Up to now, ZBrush ZRemesher does an impressive job. If you like I can run it on some meshes of your choice, to study the topology results, @Jeacom ?
You can also take a look at this comparison I made a while ago.
I see a lot of potential in the latest algorithm. If after doing the retopo, certain patterns could be automatically corrected by subtitling. Truly most errors are very easy to correct, and the solution is a few faces of distance. With two triangles you get a square.
Yeah, that was my first plan, but coding those topology edit operations is like… a mess, I thought in creating a set of operations that can move these poles freely through the surface, so I can just move them near, and they would cancel…
But then I read a paper which talk about making a curl free field to avoid those poles in first place, I had to try it out but it seems beyond my skills yet.
Well, I dont know if comparing results between so different methods would be a good idea.
Z-remesher uses a parametrization technique, similar to an uv mapping of the mesh on a grid, while my algorithm uses a field integration to spread vertices at specified directions.

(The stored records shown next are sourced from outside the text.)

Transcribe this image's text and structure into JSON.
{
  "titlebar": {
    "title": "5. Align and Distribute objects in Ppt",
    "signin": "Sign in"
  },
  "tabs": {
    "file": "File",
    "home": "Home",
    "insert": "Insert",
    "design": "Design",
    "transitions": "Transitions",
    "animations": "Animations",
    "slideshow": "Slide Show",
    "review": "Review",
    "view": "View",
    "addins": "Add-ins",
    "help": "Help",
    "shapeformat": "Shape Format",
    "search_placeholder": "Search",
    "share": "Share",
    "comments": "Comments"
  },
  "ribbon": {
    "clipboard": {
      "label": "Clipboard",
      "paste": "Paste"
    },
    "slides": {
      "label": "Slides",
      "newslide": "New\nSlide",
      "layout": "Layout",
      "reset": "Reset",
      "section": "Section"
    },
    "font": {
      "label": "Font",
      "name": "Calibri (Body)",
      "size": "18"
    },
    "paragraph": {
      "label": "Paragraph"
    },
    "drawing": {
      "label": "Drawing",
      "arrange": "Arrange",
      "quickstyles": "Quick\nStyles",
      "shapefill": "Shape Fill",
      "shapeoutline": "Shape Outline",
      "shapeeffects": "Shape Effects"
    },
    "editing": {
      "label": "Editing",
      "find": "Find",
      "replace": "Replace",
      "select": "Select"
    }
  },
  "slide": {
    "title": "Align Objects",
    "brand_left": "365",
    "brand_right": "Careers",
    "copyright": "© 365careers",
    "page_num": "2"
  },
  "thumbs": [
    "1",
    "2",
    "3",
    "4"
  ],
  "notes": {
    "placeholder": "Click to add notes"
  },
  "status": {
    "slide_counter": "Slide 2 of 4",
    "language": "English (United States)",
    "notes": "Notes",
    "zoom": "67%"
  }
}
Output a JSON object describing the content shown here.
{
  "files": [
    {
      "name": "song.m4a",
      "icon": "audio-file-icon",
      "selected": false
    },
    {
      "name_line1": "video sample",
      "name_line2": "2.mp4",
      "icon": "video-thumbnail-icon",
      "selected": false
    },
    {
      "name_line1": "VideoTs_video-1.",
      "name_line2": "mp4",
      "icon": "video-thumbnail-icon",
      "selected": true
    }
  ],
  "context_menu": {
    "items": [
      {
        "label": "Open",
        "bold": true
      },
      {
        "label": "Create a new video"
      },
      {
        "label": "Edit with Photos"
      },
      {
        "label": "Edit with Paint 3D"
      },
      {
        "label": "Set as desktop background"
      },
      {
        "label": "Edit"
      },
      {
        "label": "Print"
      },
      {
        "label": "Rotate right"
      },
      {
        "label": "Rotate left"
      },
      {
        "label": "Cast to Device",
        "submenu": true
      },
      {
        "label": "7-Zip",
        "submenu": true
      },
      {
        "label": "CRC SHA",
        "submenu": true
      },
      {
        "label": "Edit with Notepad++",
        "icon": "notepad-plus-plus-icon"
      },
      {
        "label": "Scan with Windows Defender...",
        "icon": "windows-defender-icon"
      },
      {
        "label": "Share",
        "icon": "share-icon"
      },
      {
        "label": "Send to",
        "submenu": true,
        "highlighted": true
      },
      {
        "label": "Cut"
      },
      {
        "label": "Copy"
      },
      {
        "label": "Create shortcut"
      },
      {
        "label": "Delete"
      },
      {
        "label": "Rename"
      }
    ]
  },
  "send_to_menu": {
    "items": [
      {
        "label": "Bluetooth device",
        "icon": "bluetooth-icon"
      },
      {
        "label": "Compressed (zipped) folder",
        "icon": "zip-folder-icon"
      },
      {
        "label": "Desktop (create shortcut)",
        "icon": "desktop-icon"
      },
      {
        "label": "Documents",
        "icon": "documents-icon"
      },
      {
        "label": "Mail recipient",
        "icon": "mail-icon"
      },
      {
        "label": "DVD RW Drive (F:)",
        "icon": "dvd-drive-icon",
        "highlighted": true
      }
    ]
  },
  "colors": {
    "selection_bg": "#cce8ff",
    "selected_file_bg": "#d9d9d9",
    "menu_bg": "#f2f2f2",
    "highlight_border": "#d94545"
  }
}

Experimenting with the tip from @wevon and trying to cancel triangles with a local edits on the mesh.
So far, the triangles just seek the nearest neighbors, I guess its not a good approach. If someone thinks a different set of movement rules would do it better, I am open to suggestions.
I played a little with another approach.
In some cases I do not like it too much, but in others I do.
Jeacom encouraged me to make the video.
A comparison between currently available Tesselator and the new prototype made from scratch.
Not many differences, just some sanity checks.
The third one clearly has the best overall polygon flow, with less dead-ends and deviations. Keep up the good work.
Just for curiosity.
Since this remesher is not meant for animation anyway…
For general work, which of these subdivision modes is better?
One creates pure quads (The regular subsurf) and other splits each triangle in two other separated triangles (Custom)
Flow on a left one looks better since it’s better in preserving edges
Like @ostapblender I’d also prefer the all-quad version if I had to choose. But maybe offering both methods as options would be best?
Yeah, I’m just asking to tweak the defaults for since many people just dont like to change the settings.